Përparim Kovaçi

Personal information
- Full name: Përparim Kovaçi
- Date of birth: 8 January 1956 (age 69)
- Place of birth: Berat, Albania
- Height: 1.68 m (5 ft 6 in)
- Position: Striker

Youth career
- 0000–1972: Tomori Berat

Senior career*
- Years: Team / Apps / (Gls)
- 1972–1990: Tomori /  / (100)
- 1981: → Flamurtari (loan) / 0 / (0)

Managerial career
- 2011–2012: Tomori (assistant)
- 2012: Tomori

= Përparim Kovaçi =

Albanian footballer and coach (born 1956)

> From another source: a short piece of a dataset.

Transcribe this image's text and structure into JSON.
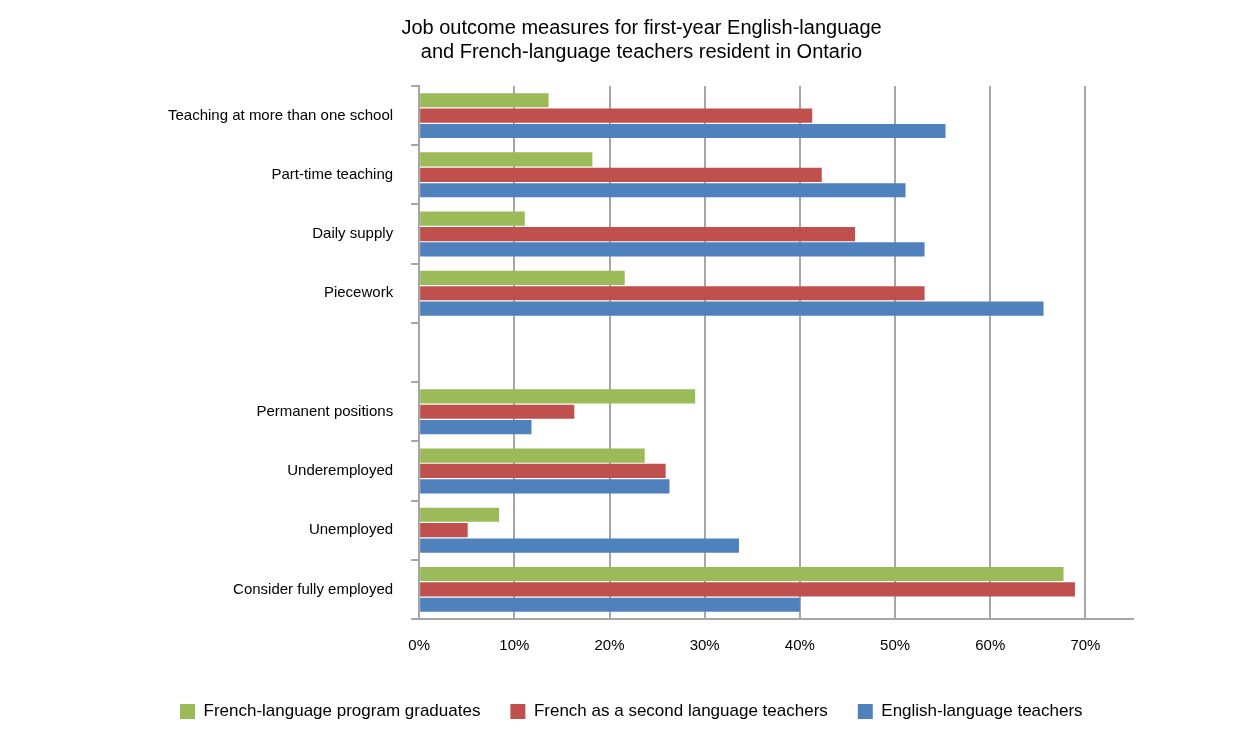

Përparim Kovaçi (born 8 January 1956 in Berat) is a former Albanian football player and coach who spent nearly all of his career at Tomori Berat, where he is the club's top goalscorer with over 100 league goals scored.

==Club career==
He was the Kategoria Superiore's top goalscorer in the 1979/80 season with 18 goals. He was loaned to Flamurtari for their 1980–81 Balkans Cup games against Velež Mostar and AEK Athens, scoring in both games against Velež.

==International career==
A fast striker, then national coach Loro Boriçi deemed him too small in build for the national team and preferred the likes of Albanian legends Arbën Minga and Agustin Kola.